All these challenges call us to look inward urgently. Nations and governments are failing to deal with the threat of Covid-19. Even the big and strong economies of the world have been brought to their knees. The Bhutan story is different because we are compelled to face myriad challenges with limited recourses. But then, even as the nation and people together—led by His Majesty The King was fully prepared to face the worse that the pandemic could unleash upon us—we saw how we could fall by far short.
Moving on, we can only imagine the kinds of threat and burden on the people. How better can we manage herefrom? There are loopholes aplenty. Communication, or rather the lack of it, is one. When lockdown happened in the wee hours of August 11, the nation almost came to standstill.
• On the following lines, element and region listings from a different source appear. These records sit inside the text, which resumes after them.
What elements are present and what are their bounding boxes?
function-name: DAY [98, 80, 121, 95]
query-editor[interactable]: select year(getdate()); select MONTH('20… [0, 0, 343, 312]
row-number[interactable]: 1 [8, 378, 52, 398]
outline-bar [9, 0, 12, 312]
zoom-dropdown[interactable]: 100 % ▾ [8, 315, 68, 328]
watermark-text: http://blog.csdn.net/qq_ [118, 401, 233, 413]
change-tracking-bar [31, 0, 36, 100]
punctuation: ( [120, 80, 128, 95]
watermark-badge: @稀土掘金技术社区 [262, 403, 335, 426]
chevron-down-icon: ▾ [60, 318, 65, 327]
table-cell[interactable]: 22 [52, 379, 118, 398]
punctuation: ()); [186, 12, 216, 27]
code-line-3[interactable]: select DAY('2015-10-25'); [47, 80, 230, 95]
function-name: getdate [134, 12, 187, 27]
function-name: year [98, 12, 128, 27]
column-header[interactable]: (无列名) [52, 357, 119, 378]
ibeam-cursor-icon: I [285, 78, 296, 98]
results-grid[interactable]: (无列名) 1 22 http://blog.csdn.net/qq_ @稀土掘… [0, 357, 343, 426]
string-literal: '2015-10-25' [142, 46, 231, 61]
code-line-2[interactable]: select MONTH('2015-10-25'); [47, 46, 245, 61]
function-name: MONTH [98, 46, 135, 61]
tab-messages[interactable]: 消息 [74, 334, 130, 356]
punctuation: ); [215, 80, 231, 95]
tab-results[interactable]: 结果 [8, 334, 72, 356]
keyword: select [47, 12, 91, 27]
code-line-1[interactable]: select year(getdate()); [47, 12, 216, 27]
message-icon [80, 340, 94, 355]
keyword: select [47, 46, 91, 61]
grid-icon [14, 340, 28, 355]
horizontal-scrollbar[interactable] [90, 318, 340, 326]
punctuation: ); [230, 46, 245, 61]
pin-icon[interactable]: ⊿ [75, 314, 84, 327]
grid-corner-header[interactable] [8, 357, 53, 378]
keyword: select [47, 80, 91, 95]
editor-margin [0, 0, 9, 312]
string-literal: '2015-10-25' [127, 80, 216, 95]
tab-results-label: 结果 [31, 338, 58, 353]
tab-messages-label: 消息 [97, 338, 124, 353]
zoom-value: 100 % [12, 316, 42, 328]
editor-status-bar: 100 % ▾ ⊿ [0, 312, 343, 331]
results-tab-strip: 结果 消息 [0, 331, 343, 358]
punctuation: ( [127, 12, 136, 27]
The many agencies and organisations were found to be duplicating the critical services, leading to needless disruptions. There was the lesson.
But the nation must think beyond small and immediate problems because it is often the challenges lying in wait that bring us the most uncomfortable situations later. The economy has been hurt badly. There is no better way to put it. But then, there is the opportunity that has not been harnessed—the power, energy, and dynamism of youth. It was a different story before the pandemic. The new normal is come and this means the need to brace for new hurdles along the way. The same refrain is unacceptable.
The pandemic might force us to keep inside and small as we are, but how are we rising to this particular challenge? Blame it on the young people? We can’t. Do we then blame it on parents? That’s not fair. Do we lay the blame on the education system? A far cry. The policies and the lawmakers? It is hoped that they are all ears.
The lack of planning is our biggest lesson. Where the people must be fed, the agriculture development and its many linkages must come in bold and flawlessly. Where the country’s economy must grow, the power and the energy of the nation’s young people must be harnessed.
It is one nation, one people. We tackle the problems together.
The ultimate question is: How far have we come? By honest measure, we have a long way to go and it is going to be a hard ride ahead.